A criança está completamente encharcada. Está com fome. E nós não temos leite hoje. Minha jaqueta agora tem uma mancha de xixi de bebê. Tenho que fazer aquele bebê parar de chorar então penso em uma alternativa. Devolvo a criança para a mãe e peço para que ela me espere ali, “não saia daqui”, eu disse. Marta não gosta de saber que eu vou sair e deixá-los lá. Mas eu digo que é rápido, cinco minutos.

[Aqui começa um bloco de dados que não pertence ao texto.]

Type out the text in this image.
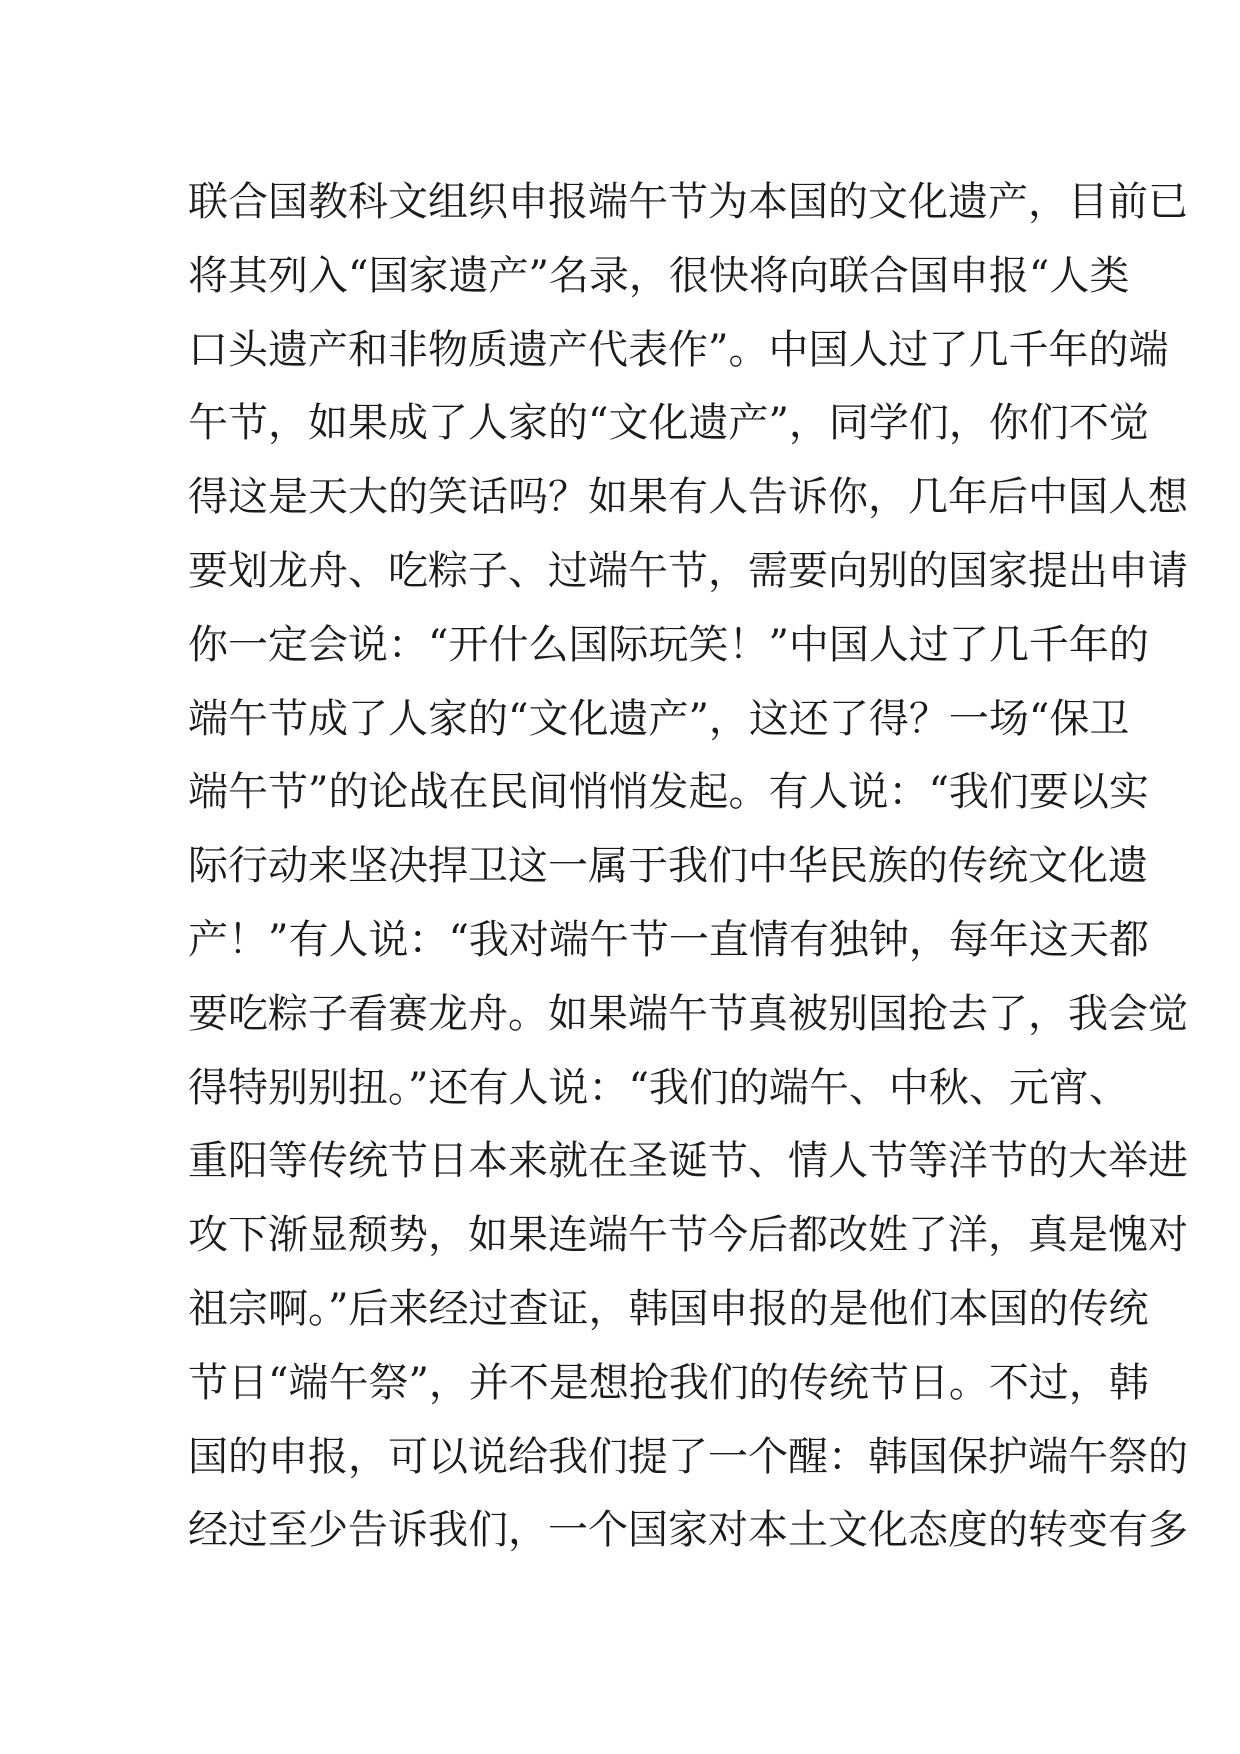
联合国教科文组织申报端午节为本国的文化遗产，目前已
将其列入“国家遗产”名录，很快将向联合国申报“人类
口头遗产和非物质遗产代表作”。中国人过了几千年的端
午节，如果成了人家的“文化遗产”，同学们，你们不觉
得这是天大的笑话吗？如果有人告诉你，几年后中国人想
要划龙舟、吃粽子、过端午节，需要向别的国家提出申请
你一定会说：“开什么国际玩笑！”中国人过了几千年的
端午节成了人家的“文化遗产”，这还了得？一场“保卫
端午节”的论战在民间悄悄发起。有人说：“我们要以实
际行动来坚决捍卫这一属于我们中华民族的传统文化遗
产！”有人说：“我对端午节一直情有独钟，每年这天都
要吃粽子看赛龙舟。如果端午节真被别国抢去了，我会觉
得特别别扭。”还有人说：“我们的端午、中秋、元宵、
重阳等传统节日本来就在圣诞节、情人节等洋节的大举进
攻下渐显颓势，如果连端午节今后都改姓了洋，真是愧对
祖宗啊。”后来经过查证，韩国申报的是他们本国的传统
节日“端午祭”，并不是想抢我们的传统节日。不过，韩
国的申报，可以说给我们提了一个醒：韩国保护端午祭的
经过至少告诉我们，一个国家对本土文化态度的转变有多
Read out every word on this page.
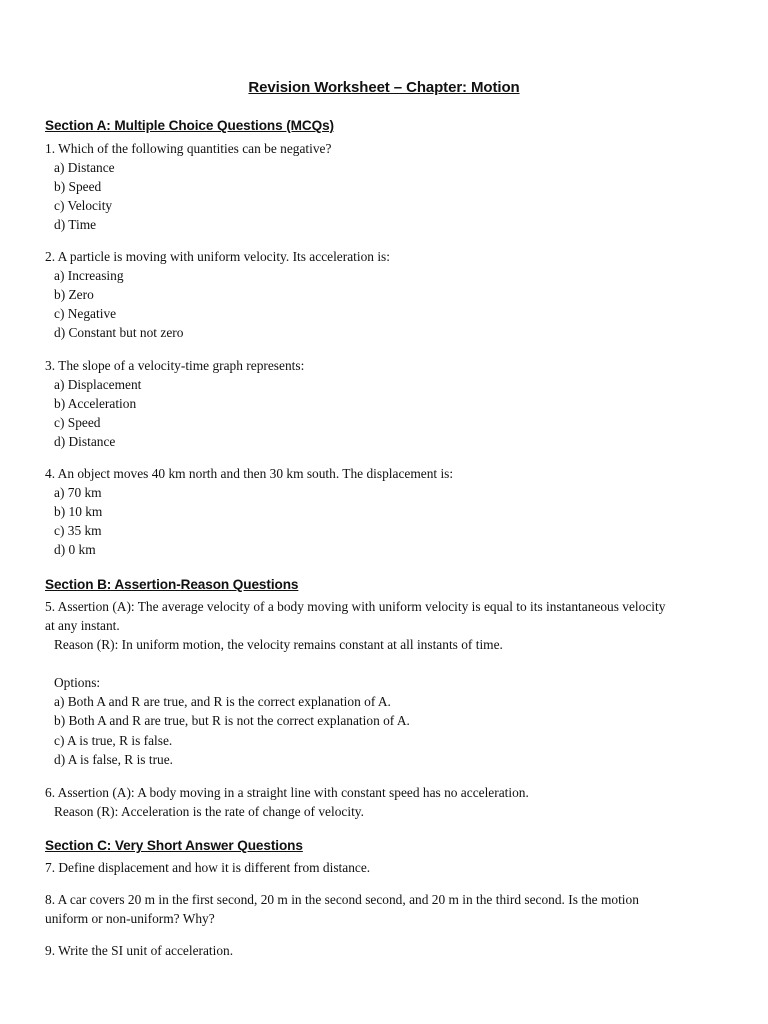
Revision Worksheet – Chapter: Motion
Section A: Multiple Choice Questions (MCQs)
1. Which of the following quantities can be negative?
a) Distance
b) Speed
c) Velocity
d) Time
2. A particle is moving with uniform velocity. Its acceleration is:
a) Increasing
b) Zero
c) Negative
d) Constant but not zero
3. The slope of a velocity-time graph represents:
a) Displacement
b) Acceleration
c) Speed
d) Distance
4. An object moves 40 km north and then 30 km south. The displacement is:
a) 70 km
b) 10 km
c) 35 km
d) 0 km
Section B: Assertion-Reason Questions
5. Assertion (A): The average velocity of a body moving with uniform velocity is equal to its instantaneous velocity
at any instant.
Reason (R): In uniform motion, the velocity remains constant at all instants of time.
Options:
a) Both A and R are true, and R is the correct explanation of A.
b) Both A and R are true, but R is not the correct explanation of A.
c) A is true, R is false.
d) A is false, R is true.
6. Assertion (A): A body moving in a straight line with constant speed has no acceleration.
Reason (R): Acceleration is the rate of change of velocity.
Section C: Very Short Answer Questions
7. Define displacement and how it is different from distance.
8. A car covers 20 m in the first second, 20 m in the second second, and 20 m in the third second. Is the motion
uniform or non-uniform? Why?
9. Write the SI unit of acceleration.
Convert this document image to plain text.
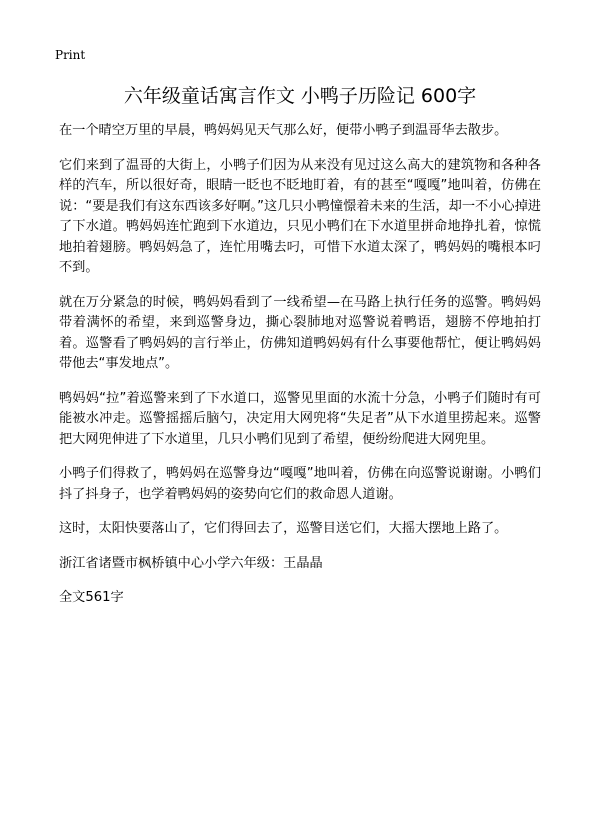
Print
六年级童话寓言作文 小鸭子历险记 600字

在一个晴空万里的早晨，鸭妈妈见天气那么好，便带小鸭子到温哥华去散步。

它们来到了温哥的大街上，小鸭子们因为从来没有见过这么高大的建筑物和各种各样的汽车，所以很好奇，眼睛一眨也不眨地盯着，有的甚至“嘎嘎”地叫着，仿佛在说：“要是我们有这东西该多好啊。”这几只小鸭憧憬着未来的生活，却一不小心掉进了下水道。鸭妈妈连忙跑到下水道边，只见小鸭们在下水道里拼命地挣扎着，惊慌地拍着翅膀。鸭妈妈急了，连忙用嘴去叼，可惜下水道太深了，鸭妈妈的嘴根本叼不到。

就在万分紧急的时候，鸭妈妈看到了一线希望—在马路上执行任务的巡警。鸭妈妈带着满怀的希望，来到巡警身边，撕心裂肺地对巡警说着鸭语，翅膀不停地拍打着。巡警看了鸭妈妈的言行举止，仿佛知道鸭妈妈有什么事要他帮忙，便让鸭妈妈带他去“事发地点”。

鸭妈妈“拉”着巡警来到了下水道口，巡警见里面的水流十分急，小鸭子们随时有可能被水冲走。巡警摇摇后脑勺，决定用大网兜将“失足者”从下水道里捞起来。巡警把大网兜伸进了下水道里，几只小鸭们见到了希望，便纷纷爬进大网兜里。

小鸭子们得救了，鸭妈妈在巡警身边“嘎嘎”地叫着，仿佛在向巡警说谢谢。小鸭们抖了抖身子，也学着鸭妈妈的姿势向它们的救命恩人道谢。

这时，太阳快要落山了，它们得回去了，巡警目送它们，大摇大摆地上路了。

浙江省诸暨市枫桥镇中心小学六年级：王晶晶

全文561字
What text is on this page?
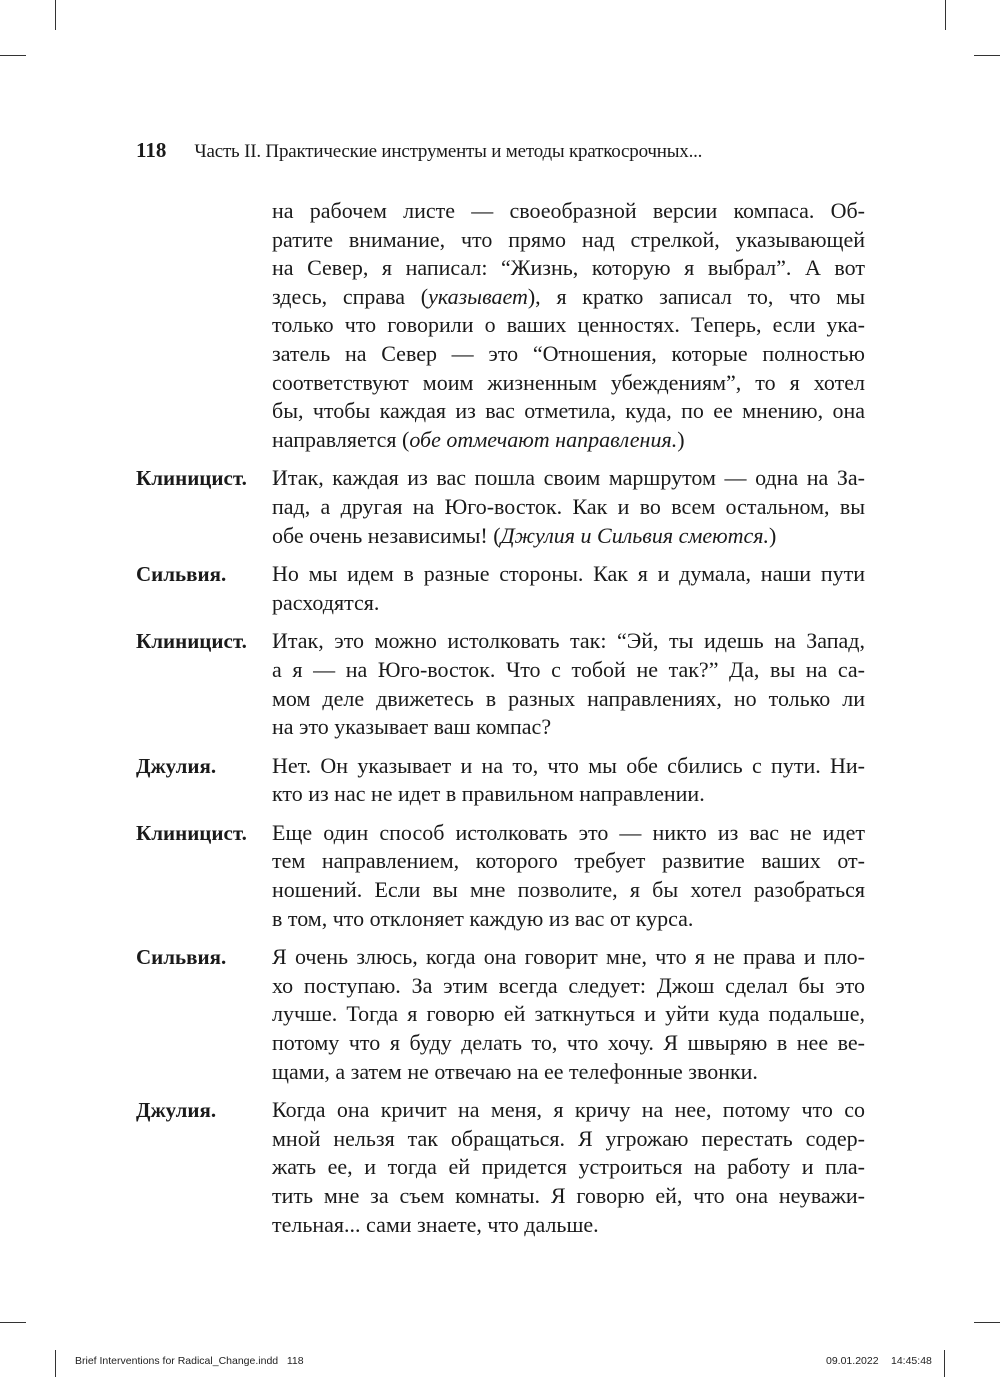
118 Часть II. Практические инструменты и методы краткосрочных...
на рабочем листе — своеобразной версии компаса. Об-
ратите внимание, что прямо над стрелкой, указывающей
на Север, я написал: “Жизнь, которую я выбрал”. А вот
здесь, справа (указывает), я кратко записал то, что мы
только что говорили о ваших ценностях. Теперь, если ука-
затель на Север — это “Отношения, которые полностью
соответствуют моим жизненным убеждениям”, то я хотел
бы, чтобы каждая из вас отметила, куда, по ее мнению, она
направляется (обе отмечают направления.)
Клиницист.	Итак, каждая из вас пошла своим маршрутом — одна на За-
пад, а другая на Юго-восток. Как и во всем остальном, вы
обе очень независимы! (Джулия и Сильвия смеются.)
Сильвия.	Но мы идем в разные стороны. Как я и думала, наши пути
расходятся.
Клиницист.	Итак, это можно истолковать так: “Эй, ты идешь на Запад,
а я — на Юго-восток. Что с тобой не так?” Да, вы на са-
мом деле движетесь в разных направлениях, но только ли
на это указывает ваш компас?
Джулия.	Нет. Он указывает и на то, что мы обе сбились с пути. Ни-
кто из нас не идет в правильном направлении.
Клиницист.	Еще один способ истолковать это — никто из вас не идет
тем направлением, которого требует развитие ваших от-
ношений. Если вы мне позволите, я бы хотел разобраться
в том, что отклоняет каждую из вас от курса.
Сильвия.	Я очень злюсь, когда она говорит мне, что я не права и пло-
хо поступаю. За этим всегда следует: Джош сделал бы это
лучше. Тогда я говорю ей заткнуться и уйти куда подальше,
потому что я буду делать то, что хочу. Я швыряю в нее ве-
щами, а затем не отвечаю на ее телефонные звонки.
Джулия.	Когда она кричит на меня, я кричу на нее, потому что со
мной нельзя так обращаться. Я угрожаю перестать содер-
жать ее, и тогда ей придется устроиться на работу и пла-
тить мне за съем комнаты. Я говорю ей, что она неуважи-
тельная... сами знаете, что дальше.
Brief Interventions for Radical_Change.indd   118	09.01.2022 14:45:48
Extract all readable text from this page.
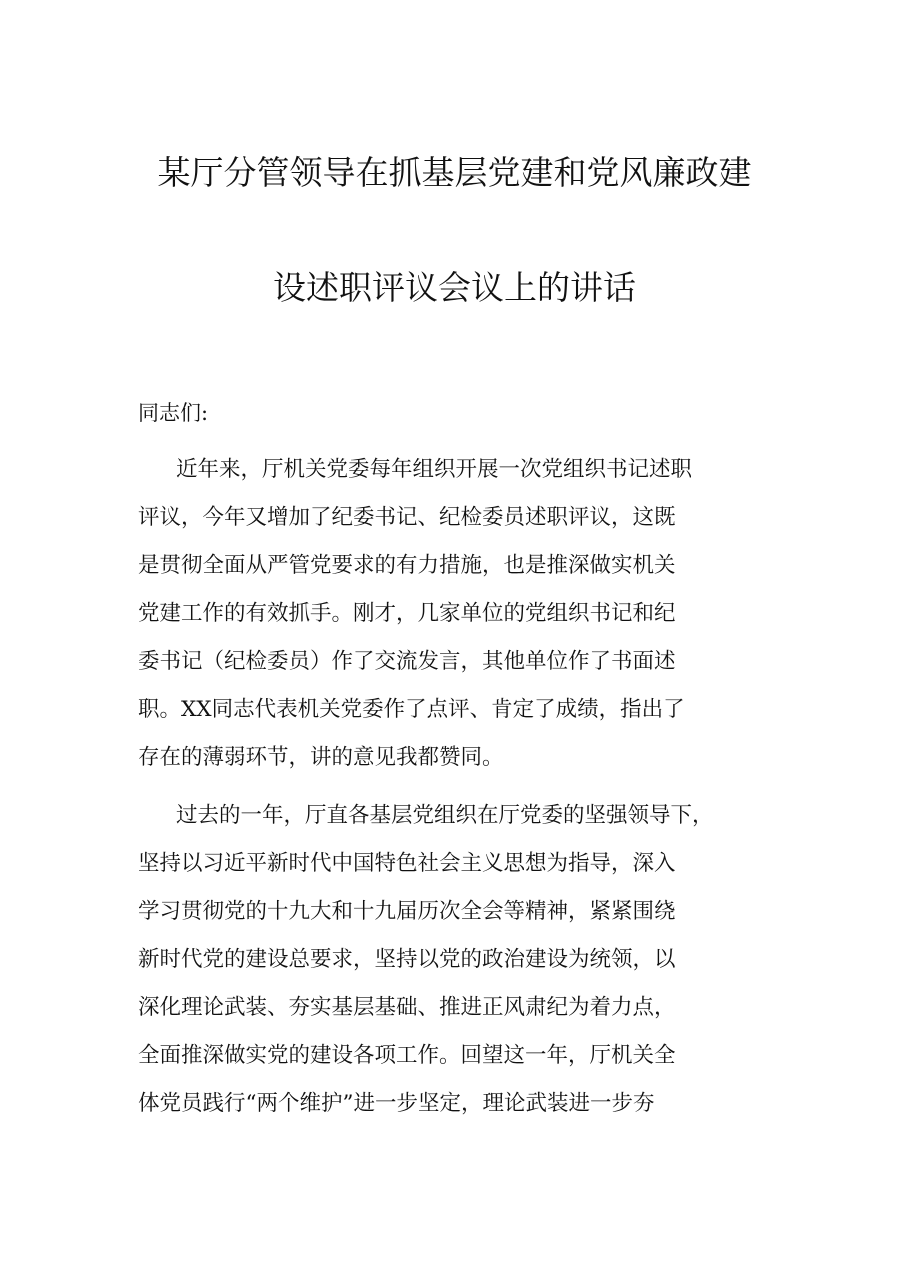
某厅分管领导在抓基层党建和党风廉政建
设述职评议会议上的讲话
同志们:
近年来，厅机关党委每年组织开展一次党组织书记述职
评议，今年又增加了纪委书记、纪检委员述职评议，这既
是贯彻全面从严管党要求的有力措施，也是推深做实机关
党建工作的有效抓手。刚才，几家单位的党组织书记和纪
委书记（纪检委员）作了交流发言，其他单位作了书面述
职。XX同志代表机关党委作了点评、肯定了成绩，指出了
存在的薄弱环节，讲的意见我都赞同。
过去的一年，厅直各基层党组织在厅党委的坚强领导下，
坚持以习近平新时代中国特色社会主义思想为指导，深入
学习贯彻党的十九大和十九届历次全会等精神，紧紧围绕
新时代党的建设总要求，坚持以党的政治建设为统领，以
深化理论武装、夯实基层基础、推进正风肃纪为着力点，
全面推深做实党的建设各项工作。回望这一年，厅机关全
体党员践行“两个维护”进一步坚定，理论武装进一步夯
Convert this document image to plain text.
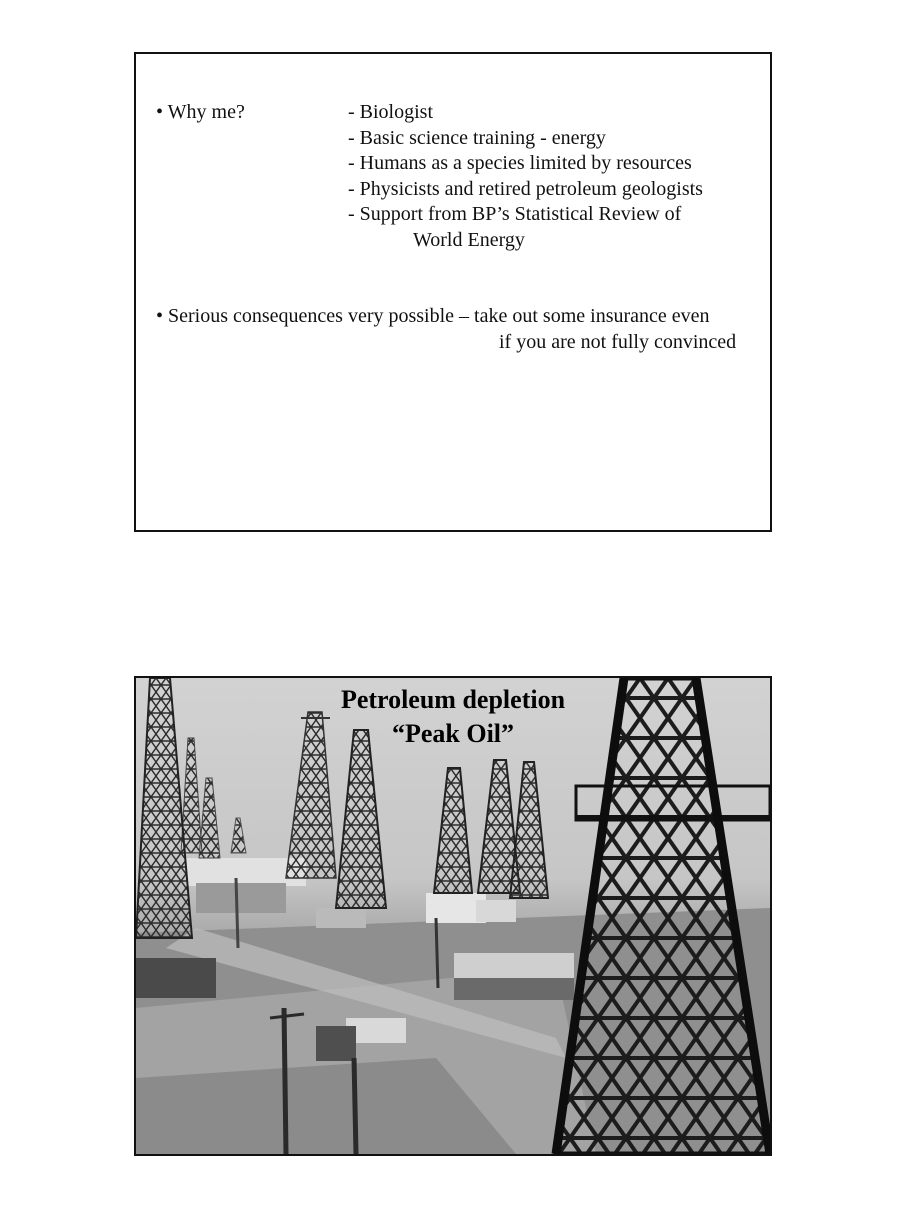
• Why me?	- Biologist
- Basic science training - energy
- Humans as a species limited by resources
- Physicists and retired petroleum geologists
- Support from BP’s Statistical Review of
World Energy
• Serious consequences very possible – take out some insurance even
if you are not fully convinced
Petroleum depletion
“Peak Oil”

Corro desabalado em direção à Praça João Mendes, sei que há uma farmácia 24 horas lá. Tenho algum dinheiro na carteira e compro um pacote de fraldas, uma mamadeira e uma lata de leite em pó. Corro de volta para a van. A jovem mãe ainda está lá e a criança não parou de chorar. Pego a criança e retiro sua roupinha molhada. É uma menininha. Sou pai de dois meninos, trocar fralda é minha especialidade. Amauri prepara a mamadeira. A fila diminuiu bastante. A menininha finalmente pára de chorar ao tomar seu leite. Em poucos minutos dorme. Não deve ter mais que oito ou nove meses. Enrolo a bebê na minha jaqueta jeans e devolvo pra mãe.
Sou mole para sentimentos, e é inevitável segurar aquela lágrima, primeiro uma, duas, depois vem um monte delas. Numa prece silenciosa agradeço a Deus por não ser um dos meus filhos, que agora devem estar quentinhos na cama. Marta se aproxima e coloca a mão na minha cabeça fazendo um carinho. Marta tem cinqüenta e oito anos e me faz carinho como que de mãe pra filho. Pergunto a ela se um dia meu coração vai parar de se partir todo sábado a noite quando eu vejo tanta desgraça. “Se você se acostumar, é porque está na hora de fazer outra coisa”, ela diz.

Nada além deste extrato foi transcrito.